DEVA Partisi Sözcüsü ve Ankara Milletvekili İdris Şahin, Türkiye Büyük Millet Meclisi Plan ve Bütçe Komisyonu’nda Adalet Bakanlığı bütçesi üzerine söz alarak değerlendirmelerde bulundu. Şahin bütçe önerisi için “Kritik alanlar kısmi ödeneklerle geçiştiriliyor; insan hakları, personelin eğitimi, mahpusların topluma yeniden kazandırılması için yani yargının özü için yatırım içermiyor. Tek cümleyle özetleyecek olursak bütçeler büyüyor ama adalet büyümüyor” ifadelerini kullandı.
“Pişmanlık hakkının daha geniş bir bantta sağlanması gerekiyor”
“Cezaevindeki idare ve gözlem kurullarının uygulamaları; keyfî uygulamaları sonlandıracak mutlaka adımların atılması gerekiyor. Vatandaşın büyük bir beklentiye düştüğü, özellikle genç yaşta çocukların ve gençlerin fazlasıyla mağdur olduğu Türk Ceza Kanunu'nun 158'inci maddesi var. Mağdurun mağduriyeti giderildikten sonra, şikâyetten vazgeçtikten sonra 158'inci maddedeki uzlaşmanın sınırlarının genişletilmesi gerekiyor. Herkes hata yapabilir. Özellikle gençlerimizin, okul çağındaki bu bireylerin 158'inci madde kapsamında büyük bir hataya düştükleri ve mağdur edildikleri ortada. Vatandaşın da mağduriyeti giderilip bir şekliyle pişmanlık duyan vatandaşa bu pişmanlık hakkının daha geniş bir bantta sağlanması gerekliliği inancını taşıyoruz.”
“Enflasyonist ortamda şufa hakkı büyük mağduriyetler yaratıyor”
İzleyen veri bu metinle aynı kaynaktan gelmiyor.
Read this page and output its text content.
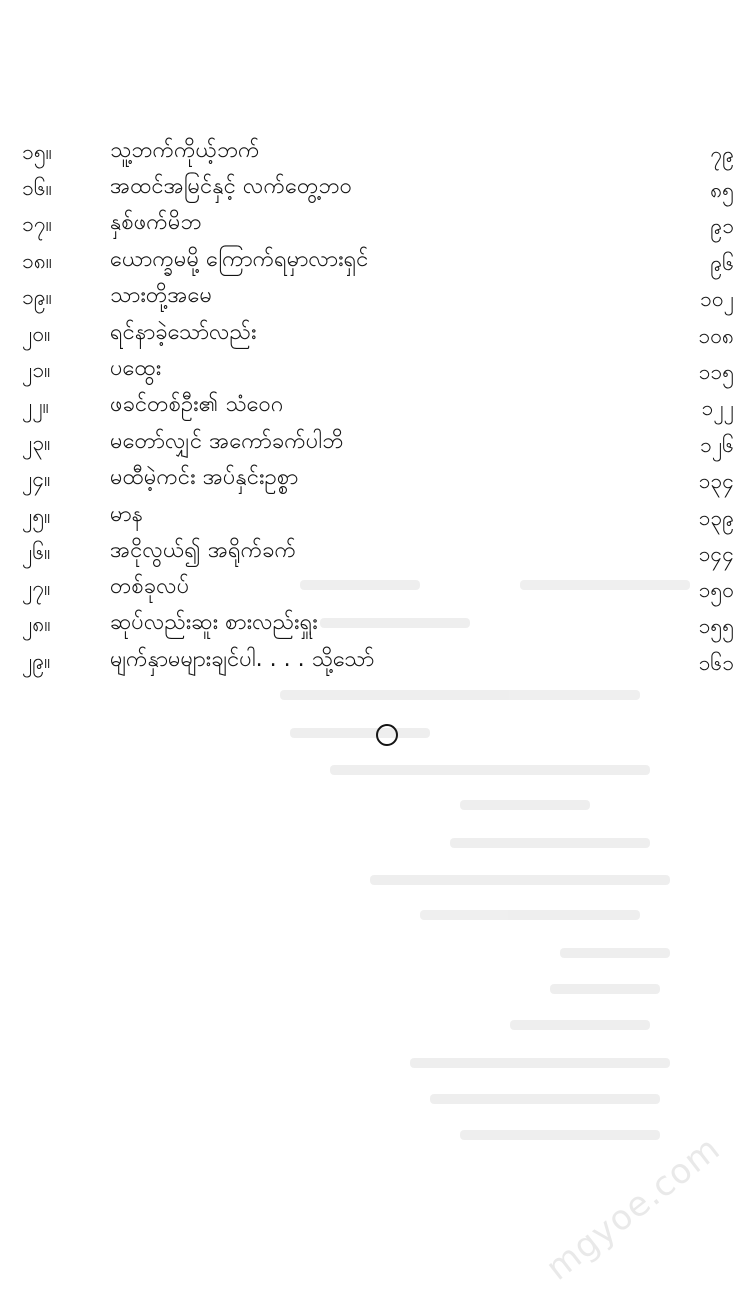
၁၅။	သူ့ဘက်ကိုယ့်ဘက်	၇၉
၁၆။	အထင်အမြင်နှင့် လက်တွေ့ဘဝ	၈၅
၁၇။	နှစ်ဖက်မိဘ	၉၁
၁၈။	ယောက္ခမမို့ ကြောက်ရမှာလားရှင်	၉၆
၁၉။	သားတို့အမေ	၁၀၂
၂၀။	ရင်နာခဲ့သော်လည်း	၁၀၈
၂၁။	ပထွေး	၁၁၅
၂၂။	ဖခင်တစ်ဦး၏ သံဝေဂ	၁၂၂
၂၃။	မတော်လျှင် အကော်ခက်ပါဘိ	၁၂၆
၂၄။	မထီမဲ့ကင်း အပ်နှင်းဥစ္စာ	၁၃၄
၂၅။	မာန	၁၃၉
၂၆။	အငိုလွယ်၍ အရိုက်ခက်	၁၄၄
၂၇။	တစ်ခုလပ်	၁၅၀
၂၈။	ဆုပ်လည်းဆူး စားလည်းရှူး	၁၅၅
၂၉။	မျက်နှာမများချင်ပါ. . . . သို့သော်	၁၆၁
mgyoe.com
“Hukuk paketine özellikle ifade ettiğimiz şufa davalarına ilişkin düzenleme. Enflasyonist ortamlarda şufa hakkını kötüye kullananlar maalesef hem satıcıyı hem alıcıyı çok ciddi bir anlamda mağdur ediyor. Eğer ülkemizde ekonomide enflasyonist bir ortam olmasa bu mevcut şufa hakkı belki ihtiyaca cevap verebilir ama enflasyonist ortamlarda, paranın pul olduğu dönemlerde, üzülerek ifade ediyorum ki şufa hakkından büyük mağduriyetler var.”
“Toplumdaki adalet duygusu tarihin en kırılgan noktasında”
“Burada bugün toplumdaki adalet duygusunun tarihin en kırılgan noktasında olduğunu ifade etmek isterim. İnsanlar kendilerini bir anda adı ‘gözaltı’ olmayan sabah baskınlarında buluyor. Gazeteciler iktidarın hoşuna gitmeyen haber yaptıkları için soruşturma dosyasının konusu oluyor. İnsanlar eleştirileri nedeniyle dahi gözaltına alınıyor, tutuklanıyor, yargılanıyor. Seçilmiş belediye başkanı, meclis üyeleri adliye koridorlarında mesai yapar hâle geliyor. Dolayısıyla, iktidarın hoşuna gitmeyen her söz, her eleştiri, her yerel başarı bir süre sonra savcılık dosyası olarak geri dönüyor.”
“Masumiyet karinesi sadece sözde kalmamalı, uygulanmalı”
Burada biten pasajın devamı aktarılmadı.